Given that we do not know the full nature of these plans, we also do not know the environmental threat of this project. It is nonetheless clear that, at a minimum, and similar to other development projects in the area, the carving up of this hill will disrupt the flora and fauna critical to the biodiversity of the region. And when the movement of herds is restricted by military and settlement activity, shepherds are forced to overgraze land, which accelerates land degradation, and then must supplement their food with expensive and less-sustainable fodder.

The transformation of landscape I saw driving up the road past Ein al-Beida thus represents the grave, cyclical reality of the climate crisis in the West Bank: the occupation exacerbates the impacts of climate change, and climate change exacerbates the impacts of occupation.

Hajj Suleiman from Umm al-Kheir, one of the West Bank villages that grazes in the area of Ein al-Beida, protests Israeli settlement development, March 8, 2021. (Natasha Westheimer)
Hajj Suleiman from Umm al-Kheir, one of the West Bank villages that grazes in the area of Ein al-Beida, protests Israeli settlement development, March 8, 2021. (Natasha Westheimer)

Amid this reality, the traditional lifestyle of Palestinian shepherds, who once roamed the land freely with their herds while sustainably utilizing land and water resources, is being systematically dismantled and replaced by pollutive, environmentally damaging projects. And as Basil explained, “These settlers have the economic means — with support of political and military authorities — to utilize significant land, water, and electricity resources as a political tool for land takeover.”

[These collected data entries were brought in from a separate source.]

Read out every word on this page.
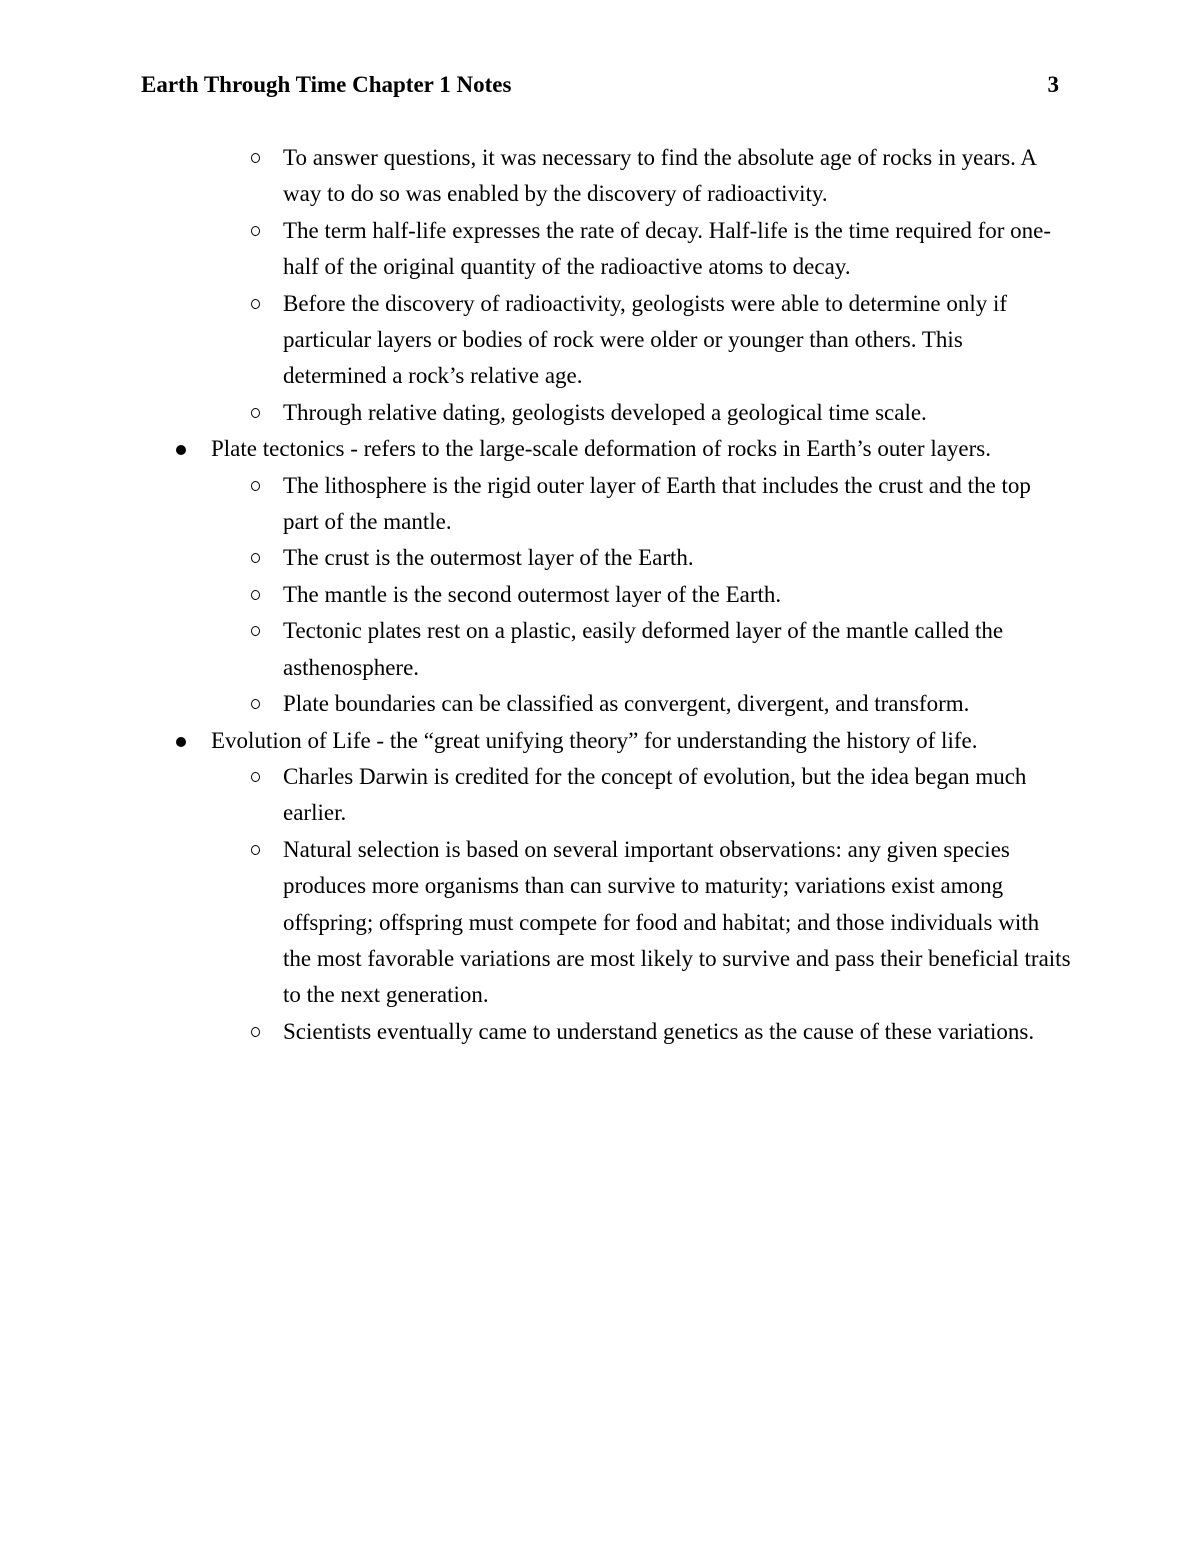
Earth Through Time Chapter 1 Notes	3
To answer questions, it was necessary to find the absolute age of rocks in years. A way to do so was enabled by the discovery of radioactivity.
The term half-life expresses the rate of decay. Half-life is the time required for one-half of the original quantity of the radioactive atoms to decay.
Before the discovery of radioactivity, geologists were able to determine only if particular layers or bodies of rock were older or younger than others. This determined a rock’s relative age.
Through relative dating, geologists developed a geological time scale.
Plate tectonics - refers to the large-scale deformation of rocks in Earth’s outer layers.
The lithosphere is the rigid outer layer of Earth that includes the crust and the top part of the mantle.
The crust is the outermost layer of the Earth.
The mantle is the second outermost layer of the Earth.
Tectonic plates rest on a plastic, easily deformed layer of the mantle called the asthenosphere.
Plate boundaries can be classified as convergent, divergent, and transform.
Evolution of Life - the “great unifying theory” for understanding the history of life.
Charles Darwin is credited for the concept of evolution, but the idea began much earlier.
Natural selection is based on several important observations: any given species produces more organisms than can survive to maturity; variations exist among offspring; offspring must compete for food and habitat; and those individuals with the most favorable variations are most likely to survive and pass their beneficial traits to the next generation.
Scientists eventually came to understand genetics as the cause of these variations.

Shepherds — like all Palestinians living under occupation in Area C of the West Bank, which is under Israel’s full administrative and security control — lack the autonomy and resources to adapt and respond to these threats and to changing climate conditions. Under these circumstances, Palestinians will bear the brunt of the climate crisis while Israeli settlements continue to aggressively annex land, destroy the environment, and wreak havoc on the Palestinian residents of the area — all without consequence.